Pakistan's Taliban has taken responsibility for triple bombings at a Shi'ite Muslim procession this week, challenging the civilian government further as it struggles with a flood crisis.

Wednesday's blasts in the eastern city of Lahore in which 33 people were killed was the first major militant attack since floods waters tore through the country over the past month.

"It's revenge for the killings of innocent Sunnis," a spokesman for Qari Hussain Mehsud, mentor of the Taliban's suicide bombers, told Reuters by telephone from an undisclosed location Friday.

Attention has focused on the Pakistani Taliban again after U.S. prosecutors charged its leader, Hakimullah Mehsud, in the plot that killed seven CIA employees at an American base in Afghanistan last December

Mehsud, believed to be hiding in the tribal areas of Pakistan, was charged with conspiracy to kill Americans overseas and conspiracy to use a weapon of mass destruction.

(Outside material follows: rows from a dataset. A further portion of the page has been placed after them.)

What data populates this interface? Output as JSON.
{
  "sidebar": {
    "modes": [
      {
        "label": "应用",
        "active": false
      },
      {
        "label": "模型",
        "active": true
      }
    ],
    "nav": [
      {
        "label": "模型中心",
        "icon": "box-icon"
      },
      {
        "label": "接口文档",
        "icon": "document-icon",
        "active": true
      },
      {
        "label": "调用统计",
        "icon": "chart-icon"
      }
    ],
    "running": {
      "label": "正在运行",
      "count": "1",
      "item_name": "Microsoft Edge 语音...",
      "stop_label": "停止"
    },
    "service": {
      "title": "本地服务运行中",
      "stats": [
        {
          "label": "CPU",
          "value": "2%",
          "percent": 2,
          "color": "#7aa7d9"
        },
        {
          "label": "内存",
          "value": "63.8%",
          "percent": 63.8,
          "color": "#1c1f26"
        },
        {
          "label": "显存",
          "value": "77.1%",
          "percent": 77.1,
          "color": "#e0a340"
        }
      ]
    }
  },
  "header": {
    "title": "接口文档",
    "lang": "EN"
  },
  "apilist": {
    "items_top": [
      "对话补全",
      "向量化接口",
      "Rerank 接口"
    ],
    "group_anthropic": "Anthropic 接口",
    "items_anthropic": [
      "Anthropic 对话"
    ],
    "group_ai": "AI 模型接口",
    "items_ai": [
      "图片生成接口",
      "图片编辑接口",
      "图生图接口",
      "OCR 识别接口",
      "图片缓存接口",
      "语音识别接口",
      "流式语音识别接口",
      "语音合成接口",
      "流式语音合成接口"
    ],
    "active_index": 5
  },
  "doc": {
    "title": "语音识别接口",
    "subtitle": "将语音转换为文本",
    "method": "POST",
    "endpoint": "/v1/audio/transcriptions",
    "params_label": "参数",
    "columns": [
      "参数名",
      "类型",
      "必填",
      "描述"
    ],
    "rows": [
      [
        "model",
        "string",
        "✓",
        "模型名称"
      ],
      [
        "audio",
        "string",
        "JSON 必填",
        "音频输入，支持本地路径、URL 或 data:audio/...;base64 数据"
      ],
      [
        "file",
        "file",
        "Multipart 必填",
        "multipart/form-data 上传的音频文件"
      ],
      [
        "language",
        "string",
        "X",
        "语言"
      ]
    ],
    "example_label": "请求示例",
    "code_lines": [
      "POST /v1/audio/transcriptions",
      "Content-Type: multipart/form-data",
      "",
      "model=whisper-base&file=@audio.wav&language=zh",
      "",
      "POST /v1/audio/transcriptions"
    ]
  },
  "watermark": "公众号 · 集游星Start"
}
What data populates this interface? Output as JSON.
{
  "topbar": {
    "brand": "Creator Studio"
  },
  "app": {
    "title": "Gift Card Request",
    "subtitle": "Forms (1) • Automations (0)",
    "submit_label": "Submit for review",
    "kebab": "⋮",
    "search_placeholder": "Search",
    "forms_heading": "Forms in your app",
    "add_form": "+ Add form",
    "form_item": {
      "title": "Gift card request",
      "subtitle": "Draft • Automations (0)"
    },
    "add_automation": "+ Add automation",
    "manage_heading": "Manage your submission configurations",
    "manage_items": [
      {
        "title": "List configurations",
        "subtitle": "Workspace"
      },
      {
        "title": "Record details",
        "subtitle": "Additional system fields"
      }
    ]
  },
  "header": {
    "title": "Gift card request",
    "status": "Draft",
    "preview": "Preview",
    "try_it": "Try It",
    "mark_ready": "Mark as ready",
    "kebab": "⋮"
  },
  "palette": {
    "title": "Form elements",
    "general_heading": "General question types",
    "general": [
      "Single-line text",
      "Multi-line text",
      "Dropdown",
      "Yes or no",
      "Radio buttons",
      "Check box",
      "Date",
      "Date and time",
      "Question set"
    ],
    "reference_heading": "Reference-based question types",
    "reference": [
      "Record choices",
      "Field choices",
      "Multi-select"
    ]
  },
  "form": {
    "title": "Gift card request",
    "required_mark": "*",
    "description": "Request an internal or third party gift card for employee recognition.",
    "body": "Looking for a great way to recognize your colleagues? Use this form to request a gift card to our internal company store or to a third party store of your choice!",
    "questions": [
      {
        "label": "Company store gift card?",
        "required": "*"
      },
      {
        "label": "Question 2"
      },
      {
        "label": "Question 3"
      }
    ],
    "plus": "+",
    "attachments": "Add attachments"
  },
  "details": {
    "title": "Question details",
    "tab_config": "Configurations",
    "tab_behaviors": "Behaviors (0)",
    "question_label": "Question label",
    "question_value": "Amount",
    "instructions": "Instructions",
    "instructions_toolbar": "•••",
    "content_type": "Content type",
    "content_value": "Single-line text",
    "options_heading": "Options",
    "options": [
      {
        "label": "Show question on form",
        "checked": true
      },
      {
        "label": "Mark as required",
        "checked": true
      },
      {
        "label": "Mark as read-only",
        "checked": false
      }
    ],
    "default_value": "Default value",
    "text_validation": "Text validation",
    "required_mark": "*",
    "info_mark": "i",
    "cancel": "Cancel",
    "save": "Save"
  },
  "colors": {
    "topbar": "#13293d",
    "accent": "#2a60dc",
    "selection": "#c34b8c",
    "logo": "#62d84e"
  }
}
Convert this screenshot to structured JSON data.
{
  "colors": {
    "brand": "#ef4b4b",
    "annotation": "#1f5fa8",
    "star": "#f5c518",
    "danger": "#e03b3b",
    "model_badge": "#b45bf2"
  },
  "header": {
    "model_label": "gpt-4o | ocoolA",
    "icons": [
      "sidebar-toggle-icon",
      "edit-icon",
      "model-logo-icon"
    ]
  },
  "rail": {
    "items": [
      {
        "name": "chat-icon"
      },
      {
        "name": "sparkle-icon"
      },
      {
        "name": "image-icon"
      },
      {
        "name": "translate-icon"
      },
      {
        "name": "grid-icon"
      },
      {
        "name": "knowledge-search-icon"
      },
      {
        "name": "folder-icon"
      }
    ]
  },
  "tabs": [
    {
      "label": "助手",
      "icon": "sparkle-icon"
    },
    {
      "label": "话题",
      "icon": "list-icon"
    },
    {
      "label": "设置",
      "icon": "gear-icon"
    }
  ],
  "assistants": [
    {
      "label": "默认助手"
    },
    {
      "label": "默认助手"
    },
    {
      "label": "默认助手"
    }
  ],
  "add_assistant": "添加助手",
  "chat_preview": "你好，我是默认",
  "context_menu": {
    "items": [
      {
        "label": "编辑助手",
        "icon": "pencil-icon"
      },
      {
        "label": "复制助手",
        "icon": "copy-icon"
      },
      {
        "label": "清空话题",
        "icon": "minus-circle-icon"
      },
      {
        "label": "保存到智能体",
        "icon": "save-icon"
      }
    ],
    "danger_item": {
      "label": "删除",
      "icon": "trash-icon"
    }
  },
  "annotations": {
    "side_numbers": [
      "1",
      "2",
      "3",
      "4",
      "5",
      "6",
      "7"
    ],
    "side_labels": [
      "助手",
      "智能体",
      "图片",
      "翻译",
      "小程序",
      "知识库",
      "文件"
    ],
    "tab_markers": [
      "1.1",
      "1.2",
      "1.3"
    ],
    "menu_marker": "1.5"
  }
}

The Lahore attacks, which involved suicide bombers, suggest the Taliban are trying to hit the government as it struggles to cope with the floods, which have made millions homeless, destroyed infrastructure and crops and hammered the economy.

Islamist charities, some of them linked to militant groups, have at the same time joined in the relief effort for the millions affected by the worst floods in the nation's history.

U.S. and Pakistani officials are concerned that the involvement of hardline groups in flood relief will undermine the fight against militancy in Pakistan as well Afghanistan.

Pakistan is now expected to come under more U.S. pressure to stamp out homegrown militants, raising the possibility it will have to pour more resources into that campaign as it tries to avoid an economic catastrophe caused by the floods.

Some relief has come from the International Monetary Fund (IMF). It will give Pakistan $450 million in emergency flood aid and disburse funds in September to help the country's economy cope with the devastation of the floods.

The flooding has destroyed cropland and livestock and displaced millions of people, causing damage the government has estimated at $43 billion, or almost one quarter of the South Asian nation's 2009 GDP.

Talks in Washington with a delegation led by Pakistan's Finance Minister Abdul Hafeez Shaikh on the terms of an $11 billion IMF loan program left him satisfied with the country's commitment to reforms, the IMF chief said.

Under the 2008 IMF loan program, Islamabad pledged to implement tax and energy sector reforms and give full autonomy to the State Bank of Pakistan.